本と植物と日常

本を読んだり、訳したり、植物に水をやったりの日々…。

翻訳までの経緯④ーー 共訳者からの連絡

自分の「翻訳史」、ここからはごく簡単に。

私が古都の大学と最初に『精神について』の翻訳について話し合った頃は、まだ全体の三分の一程度しか翻訳していなかったので、生意気にも、「出版していただけるのは大変ありがたいのですが、まずは作品全体を翻訳してから話を進めさせていただきたい」といった趣旨のことを伝えた。それから全体を一とおり訳了するまで2~3年かかったとおもう。本文を訳了すると今度は、どのような経緯で『精神について』の出版許可が取り消されたのかに興味がわき、書簡集を入手して、書簡と史料の抜粋も翻訳した。

こうして一とおりの初訳が終わった時点で、今度は、「個人訳だと見落としがあるかもしれないので、もう一人別の方と一緒に訳稿を見直しして、原稿を完成させて欲しい」と出版元から依頼され、共訳者も紹介された。ただその人の翻訳に関する考え方や訳語の選択が私とかなり違うので、この共同作業はかなり骨が折れそうだと感じた。それに加えてこの担当者が関西方面に住んでいることからなかなか意思が疎通せず、ちょっと嫌気がさして、訳稿の見直しを含めて翻訳に関してはすべてその人に任せることにし、私は翻訳作業から身を引いた。

著者の書簡集も、もうボロボロになってしまった

なので私は、もう自分が『精神について』の訳稿を読むことはないと考えていたのだが、今年になり、共訳者から連絡が入った。印刷出版にかける前に、私ももう一度訳稿に目をとおして欲しいという趣旨だった。そしてその直後に、その人が見直した第二稿が送られてきた。このため、その第二稿を校正しているのが現状だ。連絡者が、私のつたない訳を徹底的に手直ししてくれたので、ほんらいであれば、校正といってもさっと目をとおすだけでいいはずなのだが、それでもやはり気になる箇所がいくつかあり、毎日ふうふう言いながら校正している。

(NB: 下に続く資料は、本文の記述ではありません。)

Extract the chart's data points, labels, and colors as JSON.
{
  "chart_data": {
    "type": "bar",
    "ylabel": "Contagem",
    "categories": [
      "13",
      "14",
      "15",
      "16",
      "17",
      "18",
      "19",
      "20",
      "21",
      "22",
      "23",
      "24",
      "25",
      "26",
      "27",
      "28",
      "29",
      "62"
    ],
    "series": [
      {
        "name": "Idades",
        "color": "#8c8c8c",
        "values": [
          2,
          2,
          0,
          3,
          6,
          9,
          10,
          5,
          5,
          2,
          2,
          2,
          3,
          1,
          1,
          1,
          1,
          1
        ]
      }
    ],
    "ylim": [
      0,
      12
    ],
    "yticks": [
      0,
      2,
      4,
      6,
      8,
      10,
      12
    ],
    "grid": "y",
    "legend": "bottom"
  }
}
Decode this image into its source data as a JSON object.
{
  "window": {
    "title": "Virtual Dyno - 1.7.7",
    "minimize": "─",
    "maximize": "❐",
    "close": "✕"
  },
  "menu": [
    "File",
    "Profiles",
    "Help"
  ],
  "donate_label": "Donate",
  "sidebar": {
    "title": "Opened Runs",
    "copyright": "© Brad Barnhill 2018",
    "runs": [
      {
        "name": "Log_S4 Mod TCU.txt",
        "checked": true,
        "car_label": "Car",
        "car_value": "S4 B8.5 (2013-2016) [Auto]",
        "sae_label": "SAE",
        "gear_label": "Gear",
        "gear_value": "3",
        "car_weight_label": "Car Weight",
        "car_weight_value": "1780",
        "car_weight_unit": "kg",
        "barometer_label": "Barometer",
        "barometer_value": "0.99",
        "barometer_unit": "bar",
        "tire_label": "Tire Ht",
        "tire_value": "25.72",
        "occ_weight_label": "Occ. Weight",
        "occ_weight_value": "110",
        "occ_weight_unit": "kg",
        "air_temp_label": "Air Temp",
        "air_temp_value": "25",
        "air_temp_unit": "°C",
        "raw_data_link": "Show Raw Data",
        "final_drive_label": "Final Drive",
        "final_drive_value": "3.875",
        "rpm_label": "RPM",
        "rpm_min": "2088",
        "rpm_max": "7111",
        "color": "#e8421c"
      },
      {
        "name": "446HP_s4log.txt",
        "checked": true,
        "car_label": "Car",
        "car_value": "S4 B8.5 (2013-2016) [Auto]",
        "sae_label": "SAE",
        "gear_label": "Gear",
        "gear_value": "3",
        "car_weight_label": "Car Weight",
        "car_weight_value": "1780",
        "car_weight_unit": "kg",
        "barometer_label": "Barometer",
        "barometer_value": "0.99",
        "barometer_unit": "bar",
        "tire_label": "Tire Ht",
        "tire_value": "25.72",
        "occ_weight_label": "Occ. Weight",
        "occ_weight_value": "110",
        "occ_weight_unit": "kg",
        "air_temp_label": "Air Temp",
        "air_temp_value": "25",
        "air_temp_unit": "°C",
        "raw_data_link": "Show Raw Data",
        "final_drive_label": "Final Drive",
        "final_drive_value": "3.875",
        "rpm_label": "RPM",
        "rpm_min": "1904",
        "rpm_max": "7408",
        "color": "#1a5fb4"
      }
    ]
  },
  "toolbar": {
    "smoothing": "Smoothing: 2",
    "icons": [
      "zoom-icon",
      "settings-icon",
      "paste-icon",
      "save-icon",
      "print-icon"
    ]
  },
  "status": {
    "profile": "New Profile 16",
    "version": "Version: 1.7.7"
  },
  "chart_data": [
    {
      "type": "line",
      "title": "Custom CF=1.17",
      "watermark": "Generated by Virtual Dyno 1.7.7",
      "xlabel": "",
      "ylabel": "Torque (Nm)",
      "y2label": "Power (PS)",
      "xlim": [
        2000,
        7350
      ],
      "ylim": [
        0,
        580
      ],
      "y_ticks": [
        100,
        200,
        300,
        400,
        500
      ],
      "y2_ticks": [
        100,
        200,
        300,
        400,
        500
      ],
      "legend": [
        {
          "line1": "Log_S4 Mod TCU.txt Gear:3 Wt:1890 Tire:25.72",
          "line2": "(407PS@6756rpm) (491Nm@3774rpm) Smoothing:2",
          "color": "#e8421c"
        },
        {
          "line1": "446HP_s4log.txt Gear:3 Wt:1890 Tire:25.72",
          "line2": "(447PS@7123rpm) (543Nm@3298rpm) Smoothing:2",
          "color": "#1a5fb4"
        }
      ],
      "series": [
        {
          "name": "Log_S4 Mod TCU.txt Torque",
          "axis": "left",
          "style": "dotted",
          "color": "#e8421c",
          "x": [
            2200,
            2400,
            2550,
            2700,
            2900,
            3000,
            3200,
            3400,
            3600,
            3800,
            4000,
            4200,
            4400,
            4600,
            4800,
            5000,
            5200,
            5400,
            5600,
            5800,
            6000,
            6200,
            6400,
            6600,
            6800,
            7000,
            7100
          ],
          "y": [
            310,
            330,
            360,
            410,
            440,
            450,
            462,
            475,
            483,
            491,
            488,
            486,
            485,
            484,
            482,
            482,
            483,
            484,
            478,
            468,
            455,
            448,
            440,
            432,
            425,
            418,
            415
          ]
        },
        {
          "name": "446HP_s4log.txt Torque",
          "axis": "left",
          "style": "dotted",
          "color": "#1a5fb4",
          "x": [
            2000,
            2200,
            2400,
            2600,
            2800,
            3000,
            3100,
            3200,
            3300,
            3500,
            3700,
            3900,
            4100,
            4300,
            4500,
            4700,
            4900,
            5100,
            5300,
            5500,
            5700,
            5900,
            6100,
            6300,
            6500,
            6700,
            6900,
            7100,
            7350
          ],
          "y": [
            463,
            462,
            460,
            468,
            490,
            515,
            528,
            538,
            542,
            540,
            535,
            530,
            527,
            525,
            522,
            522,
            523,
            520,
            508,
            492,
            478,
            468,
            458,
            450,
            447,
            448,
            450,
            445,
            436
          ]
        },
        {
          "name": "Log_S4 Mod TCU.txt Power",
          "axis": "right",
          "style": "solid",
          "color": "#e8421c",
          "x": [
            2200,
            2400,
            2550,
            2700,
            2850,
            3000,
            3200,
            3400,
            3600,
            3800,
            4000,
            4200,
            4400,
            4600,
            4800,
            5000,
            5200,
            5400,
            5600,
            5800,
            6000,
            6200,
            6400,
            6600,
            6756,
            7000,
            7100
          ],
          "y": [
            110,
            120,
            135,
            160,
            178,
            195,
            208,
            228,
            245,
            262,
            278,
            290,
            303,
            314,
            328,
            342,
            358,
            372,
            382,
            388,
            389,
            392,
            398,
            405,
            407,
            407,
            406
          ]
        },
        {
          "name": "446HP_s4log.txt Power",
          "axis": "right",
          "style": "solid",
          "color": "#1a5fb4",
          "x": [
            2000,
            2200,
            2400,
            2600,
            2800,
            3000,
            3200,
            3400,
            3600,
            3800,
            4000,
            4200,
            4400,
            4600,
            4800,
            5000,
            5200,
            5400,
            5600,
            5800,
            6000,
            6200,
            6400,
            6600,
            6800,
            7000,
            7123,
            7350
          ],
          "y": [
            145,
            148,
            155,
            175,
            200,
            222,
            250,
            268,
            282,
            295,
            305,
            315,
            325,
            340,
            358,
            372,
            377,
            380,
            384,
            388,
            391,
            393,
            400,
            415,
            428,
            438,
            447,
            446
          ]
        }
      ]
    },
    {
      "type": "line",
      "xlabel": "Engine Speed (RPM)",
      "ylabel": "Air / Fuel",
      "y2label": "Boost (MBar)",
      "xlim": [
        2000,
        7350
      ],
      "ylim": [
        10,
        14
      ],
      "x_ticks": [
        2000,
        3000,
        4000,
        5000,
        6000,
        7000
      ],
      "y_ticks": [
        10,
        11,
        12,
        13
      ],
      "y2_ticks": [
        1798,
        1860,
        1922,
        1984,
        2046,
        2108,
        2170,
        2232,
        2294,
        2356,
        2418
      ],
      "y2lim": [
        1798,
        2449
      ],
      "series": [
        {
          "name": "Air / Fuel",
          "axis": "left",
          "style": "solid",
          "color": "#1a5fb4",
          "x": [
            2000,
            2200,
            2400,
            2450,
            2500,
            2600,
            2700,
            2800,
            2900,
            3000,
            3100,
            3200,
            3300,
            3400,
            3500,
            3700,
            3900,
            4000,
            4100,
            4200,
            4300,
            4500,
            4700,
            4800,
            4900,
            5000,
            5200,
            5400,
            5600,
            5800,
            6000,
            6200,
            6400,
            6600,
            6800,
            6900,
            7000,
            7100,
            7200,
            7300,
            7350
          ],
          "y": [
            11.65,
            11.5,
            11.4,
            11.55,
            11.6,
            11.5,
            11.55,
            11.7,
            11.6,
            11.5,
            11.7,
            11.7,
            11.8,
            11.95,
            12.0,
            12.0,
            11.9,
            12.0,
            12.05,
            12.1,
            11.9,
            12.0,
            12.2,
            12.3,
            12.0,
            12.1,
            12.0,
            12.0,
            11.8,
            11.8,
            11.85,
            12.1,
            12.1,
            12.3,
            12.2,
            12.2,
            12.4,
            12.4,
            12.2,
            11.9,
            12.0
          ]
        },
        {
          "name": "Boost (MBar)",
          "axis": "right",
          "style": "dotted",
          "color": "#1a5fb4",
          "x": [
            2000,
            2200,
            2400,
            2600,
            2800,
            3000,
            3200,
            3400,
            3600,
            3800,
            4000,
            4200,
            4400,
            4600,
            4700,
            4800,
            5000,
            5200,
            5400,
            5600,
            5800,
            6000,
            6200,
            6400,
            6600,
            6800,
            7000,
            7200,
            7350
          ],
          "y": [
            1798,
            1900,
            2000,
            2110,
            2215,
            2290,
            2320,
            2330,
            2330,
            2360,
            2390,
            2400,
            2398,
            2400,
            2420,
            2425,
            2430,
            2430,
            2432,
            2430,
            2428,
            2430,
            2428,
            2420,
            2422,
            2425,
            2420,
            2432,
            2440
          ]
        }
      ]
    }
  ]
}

ちなみに一昨日は、2005年に私の学会報告を手伝ってくれ、その後の翻訳作業や出版社とのやりとりでもいろいろ相談にのってくれたYくんの命日だった。私がまた『精神について』の訳稿を読み始めたときいたら、Yくんはきっと苦笑いするのではないだろうか。命日ということでご実家の方とは電話でちょっと話をしたが、Yくんが亡くなったのはコロナ騒動がはじまったばかりの頃だったので、今もまだ墓参りに行けていない。この翻訳、Yくんのためにもがんばらねば!?